Once upon a time, I read books. I was used to the idea of sitting back in my chair, and getting absorbed in the reading of a mystery novel, horror story, fantasy novel, or autobiography. I believe I knew what the authors of all those works were up to. They always crafted their stories in a particular way. Linear plots, characters, chronology, settings -- and I was accustomed to the sound of the author's authoritative, ventriloquistic voice speaking in various forms—but most frequently as the narrator, be it an internal or external one to the story.
After taking up a course on hypertext, I realized that I'd have to learn to read again, this time in a different manner. Hypertexts mark a shift in authorial power from the author to the reader. The reader makes his own choices in the reading of a hypertext; he decides on the rhetoric of his own arrival as well as departure. Now this was something new. But soon enough, I came to realise that the idea of hypertexts was not such a radical thing to me after all. Had I not, as a kid, been so caught up in those "Choose-Your-Own-Adventure" and "Lone Wolf" adventure/fantasy books? Computer games of the day are no different. The programmer creates a world in which one is immersed, and gamers are given the freedom to traverse and explore the fantastical, fictional world of the game. Multiple paths can be followed in many of today’s games, leading to multiple possible endings in some even.
Therefore my mind was at ease again. All was well, for a while.
Then I came across the hypertext fiction, Afternoon, a story. Just another hypertext, I thought. I'd gotten accustomed to reading such things by now; after all, I'd even created my own Storyspace webs, right? Well, not so."Afternoon" poses a whole new challenge to readers of hypertext, in that it attempts to stretch the limits of our understanding of hypertexts, the limits to which we are willing to accept the seemingly discordant elements of this hyperfiction, and the manner in which we come to view them, as coming together in a way that creates an enjoyable reading experience—for isn’t that what reading fiction is all about?
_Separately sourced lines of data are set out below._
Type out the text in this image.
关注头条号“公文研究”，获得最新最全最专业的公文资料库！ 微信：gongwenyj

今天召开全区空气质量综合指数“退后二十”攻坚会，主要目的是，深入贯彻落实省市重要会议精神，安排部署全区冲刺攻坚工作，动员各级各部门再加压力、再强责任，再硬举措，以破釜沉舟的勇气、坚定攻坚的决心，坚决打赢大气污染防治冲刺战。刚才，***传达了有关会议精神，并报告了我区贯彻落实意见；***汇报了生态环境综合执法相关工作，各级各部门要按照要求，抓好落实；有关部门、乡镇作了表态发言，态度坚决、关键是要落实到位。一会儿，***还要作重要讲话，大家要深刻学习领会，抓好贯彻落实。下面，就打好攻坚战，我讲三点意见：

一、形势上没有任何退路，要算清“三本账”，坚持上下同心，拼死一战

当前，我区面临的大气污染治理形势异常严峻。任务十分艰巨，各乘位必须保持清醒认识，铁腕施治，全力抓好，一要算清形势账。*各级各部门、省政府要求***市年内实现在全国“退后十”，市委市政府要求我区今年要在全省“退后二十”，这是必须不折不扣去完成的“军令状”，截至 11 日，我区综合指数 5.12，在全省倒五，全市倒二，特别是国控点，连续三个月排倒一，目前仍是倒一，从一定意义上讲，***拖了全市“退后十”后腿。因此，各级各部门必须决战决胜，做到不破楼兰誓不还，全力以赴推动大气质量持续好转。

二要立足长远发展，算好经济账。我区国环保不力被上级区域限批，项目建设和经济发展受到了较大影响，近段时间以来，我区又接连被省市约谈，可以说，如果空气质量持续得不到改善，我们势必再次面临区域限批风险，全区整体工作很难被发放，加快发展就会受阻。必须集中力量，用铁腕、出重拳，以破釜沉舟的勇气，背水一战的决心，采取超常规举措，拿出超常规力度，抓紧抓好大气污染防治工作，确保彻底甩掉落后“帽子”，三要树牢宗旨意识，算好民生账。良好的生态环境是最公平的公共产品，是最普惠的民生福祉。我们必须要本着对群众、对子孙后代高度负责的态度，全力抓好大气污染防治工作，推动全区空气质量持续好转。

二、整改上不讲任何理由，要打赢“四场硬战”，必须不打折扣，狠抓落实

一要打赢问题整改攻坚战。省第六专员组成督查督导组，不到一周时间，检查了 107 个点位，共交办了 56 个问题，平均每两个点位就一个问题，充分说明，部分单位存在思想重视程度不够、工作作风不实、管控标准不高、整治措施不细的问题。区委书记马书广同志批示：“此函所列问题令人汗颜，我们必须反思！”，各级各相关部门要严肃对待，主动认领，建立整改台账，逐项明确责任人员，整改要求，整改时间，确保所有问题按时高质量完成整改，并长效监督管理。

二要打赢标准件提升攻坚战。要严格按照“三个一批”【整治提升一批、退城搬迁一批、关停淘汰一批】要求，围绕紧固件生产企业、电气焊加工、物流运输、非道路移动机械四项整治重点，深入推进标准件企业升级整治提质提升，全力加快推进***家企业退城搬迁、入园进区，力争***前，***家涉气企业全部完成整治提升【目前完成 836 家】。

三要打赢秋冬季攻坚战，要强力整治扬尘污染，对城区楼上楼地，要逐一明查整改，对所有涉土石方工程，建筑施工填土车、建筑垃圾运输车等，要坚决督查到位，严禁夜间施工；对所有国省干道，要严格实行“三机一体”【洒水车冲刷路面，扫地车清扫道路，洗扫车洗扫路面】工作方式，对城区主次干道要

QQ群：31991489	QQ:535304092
I embark on my first reading of Afternoon with what I think to be the proper mindset when it comes to reading hyperfictions. In Derridean terms, I remind myself that the reader is the center. Do not stick to any linear path; create my own. From this path, I am to make own meanings and derive my own understanding of the story.
I feel that the main obstacle that keeps one from having a smooth and enjoyable reading experience in Afternoon comes in the form of the extremely disjuncted nature of the different lexias , as well as the manner in which they are linked. Perhaps due to our normal reading habits, one would hope to expect different reading paths in a hyperfiction to branch out in an orderly manner and yet held together, in the least, by one strong thread, be it in the form of characters, genre, narrative voice, chronology, setting, or any other main elements of the narrative. However, this is not the case in"Afternoon". Very often, the lexias are vastly different from each other in one or more of the abovementioned narrative elements. From one character speaking in a particular lexia, one may suddenly find oneself reading of the thoughts of another character, looking at a piece of poetry, or put into another time frame via prolapses and analapses. The problem with this is that we are never given any warning about such shifts, and are largely left on our own devices to find our own way around.
There have been comments that the story of Afternoon becomes increasingly cogent and cohesive the further one reads into the hyperfiction. I accede to the fact that I may possibly not have spent enough time in this web to see the proverbial light at the end of the tunnel. However, I would like to pose the question, of whether the ends justify the means—would it be truly worth the frustratingly huge amount of time and mouse-clicks spent in obtaining a little nugget of understanding?
To me, therefore, the irony is obvious. Written in 1987, Afternoon is cited to be the"granddaddy of hypertext fictions". If this is so, then why do I find that the reading experience of this hypertext differs so vastly from what I have always come to expect from a hypertext? Reading Afternoon, in fact, feels like an exercise in reinventing my own notion of the boundaries and precepts of a hypertext.